By the third generation, writes Gaskill, “experience set the colonists apart, creating opposition internally and with England.” Struggles with Indians continued; in the north the tribes began to ally with the French, another Catholic enemy. Catholic James II ascended the throne in 1685, after Charles II died, intensifying the worries of Anglo-American Protestants. West Indian and Virginian settlers added to their slave populations and simultaneously to their worries about slave rebellions. Along the Chesapeake, in the 1680s alone the slave population rose from 4,500 to 12,000. This increase also decreased incidences of manumission; a people engaged in demographically-based dominance of the Indians had no intention of being overwhelmed by emancipated African slaves.

No solution—even in theory—to any of these ethno-political or religio-political dilemmas was available to Americans until a writer of the time, John Locke, began publishing.
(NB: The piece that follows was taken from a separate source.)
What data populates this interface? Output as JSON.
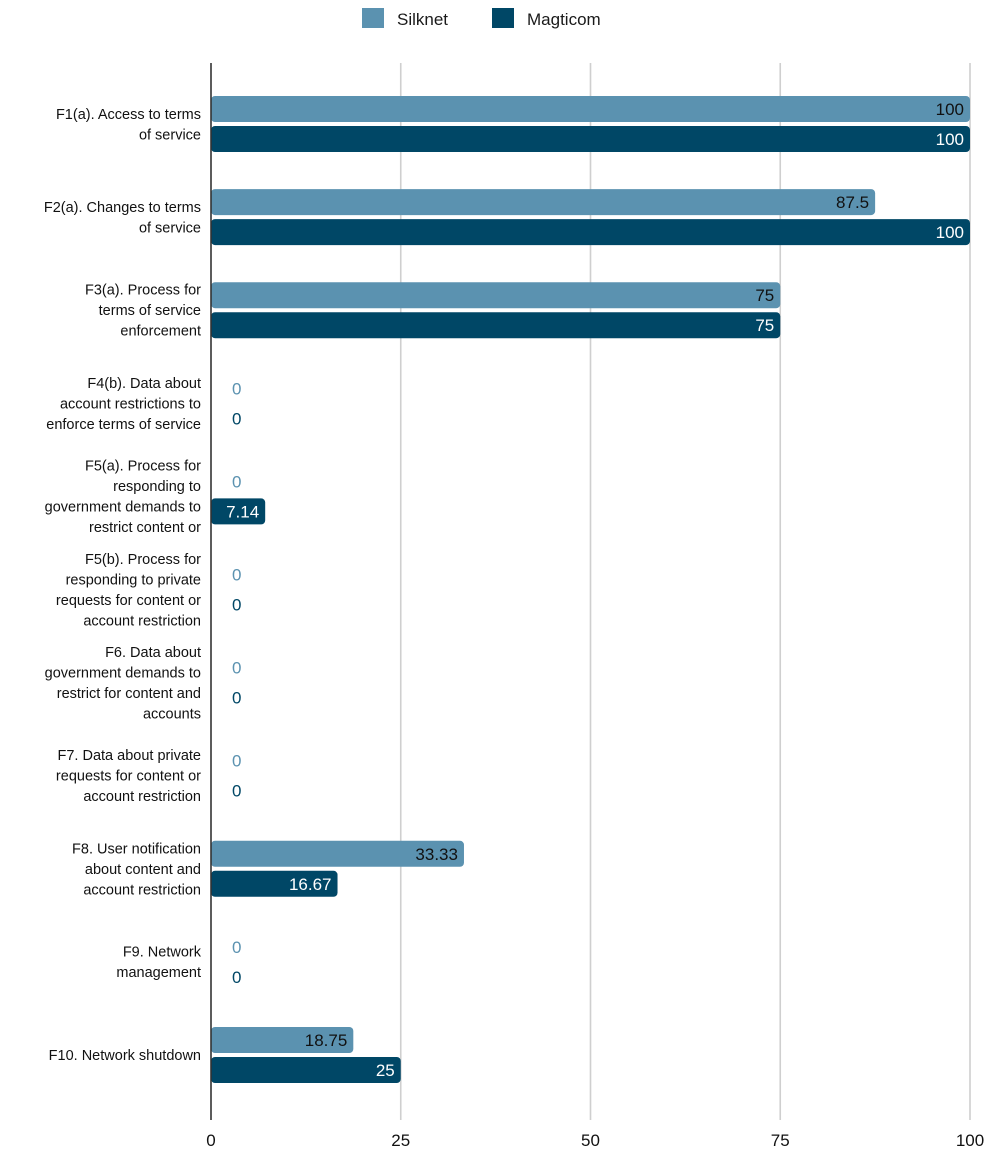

A political regime founded upon the principle of equal natural rights could form the basis of racial and religious peace in a political community that actually framed laws to conform to that principle. Gaskill mentions Locke in passing but mistakes his natural rights philosophy for “pragmatism.” What made the third generation of Americans react against the excesses of the last witch-hunting spasm, in 1690s Salem, was not pragmatism but an understanding of Christianity that Americans in New England were the first to begin to integrate into their laws.

Writes Gaskill: “Boston’s Brattle Street Church was founded in 1698 not upon scriptural literalism, the ‘New England way,’ or a covenant, but upon nature, reason, and inclusiveness”—in other words, upon a combination of Christianity and Lockean philosophy. What remained of the older generations, he concludes, was a legacy of “extraordinary courage.”

The commercial republic of the future would prove battle-ready, to the dismay of its enemies for centuries to come.